Handling Cash Affects Your Cash Flow
Every CFO knows just how important cash flow is to a business. You understand that poor cash flow could result in bankruptcy. If you don’t have access to your cash when you need it to process payroll and pay vendors and bills, you won’t be in business for very long. You have likely taken many steps to improve your liquidity—from chasing down non-paying customers to implementing a just-in-time inventory system.
However, you might not have considered adjusting your cash management processes as a solution. The way you handle cash can have a big effect on your cash flow—the more money you need to process transactions and have in your vault, the less money you have to spend on other areas of your business.
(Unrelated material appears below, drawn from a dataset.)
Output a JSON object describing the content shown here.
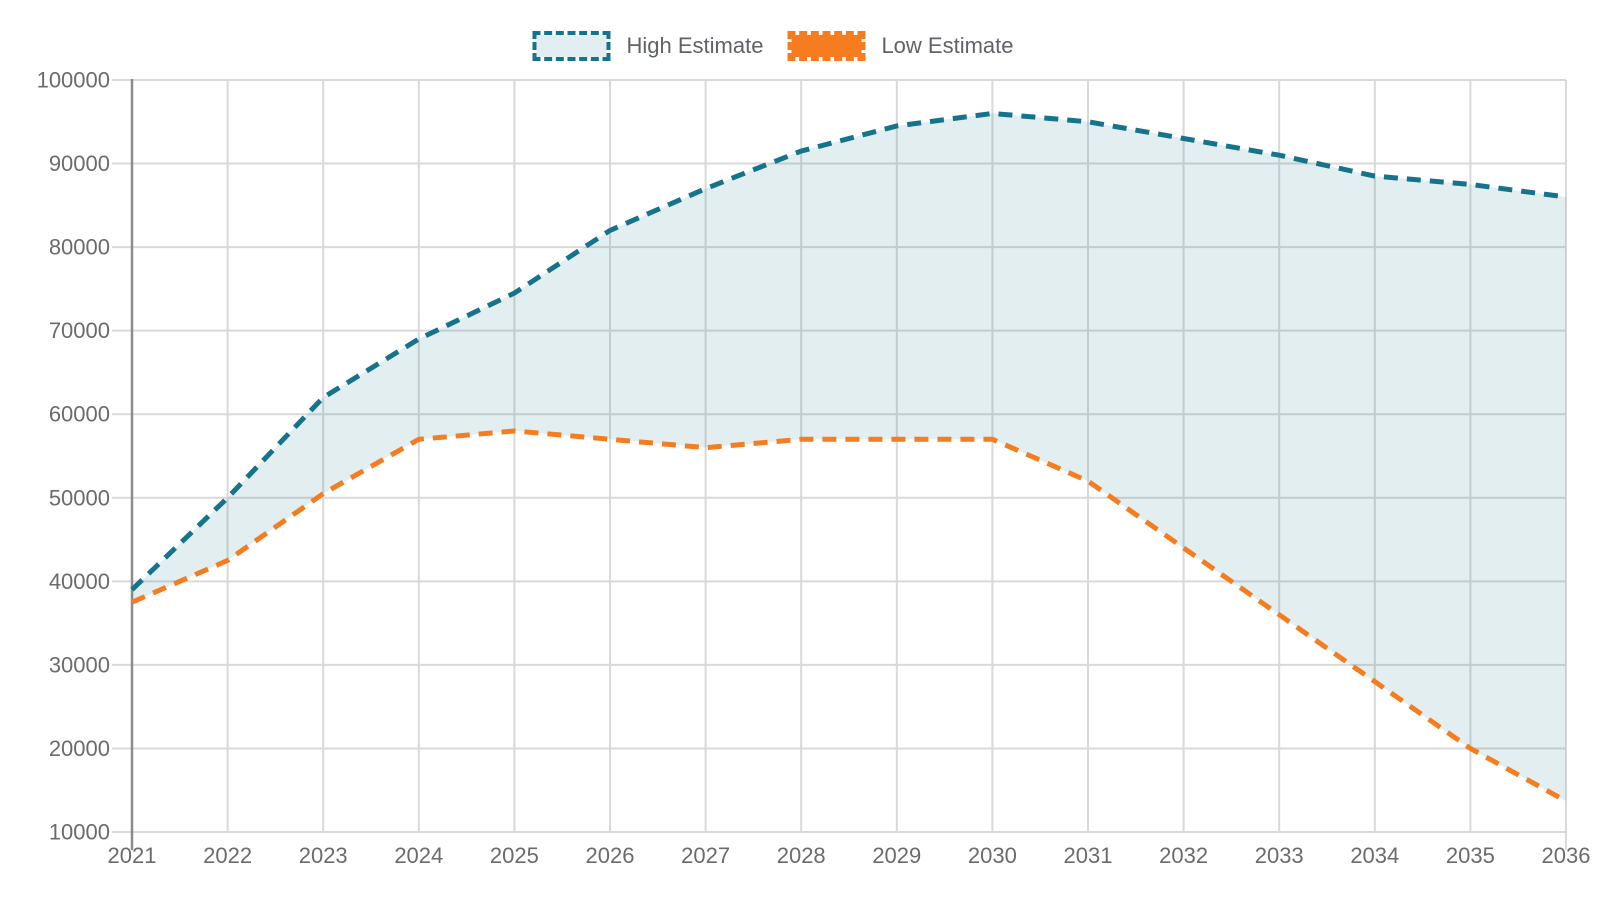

Plus, without reducing your cash-handling expenses, like your labour costs and losses, you have even less money available to spend when you need it.
Investing in Cash Management Solutions Is a Wise Business Decision
If you want to reduce the amount of money you’re spending on accepting money, then it would be wise to invest in some cash management solutions. Counterfeit detectors, coin counters, and bill sorters can all increase your productivity, drive efficiency, improve accountability, and enhance security. They can reduce your labour costs and reduce your losses. In addition, some solutions, like cheque scanners and currency recyclers can significantly improve your cash flow by reducing your vault holdings and allowing you to have access to your cash sooner.
When you automate your systems and eliminate your archaic manual processes, you can spend less time on these repetitive tasks, you can enhance accuracy tenfold, and you can reduce instances of fraud and theft. Investing is these high-tech products can provide a high ROI for years to come.
Grow and Prosper with Effective Cash Management
CFOs must consider all opportunities for financial growth. They must reduce costly expenses, they must improve cash flow, and they must make investments that can help their companies become financially stronger so they can grow and prosper in the competitive market. Considering that your cash management can negatively affect your bottom line and your cash flow, automating your systems is a great solution.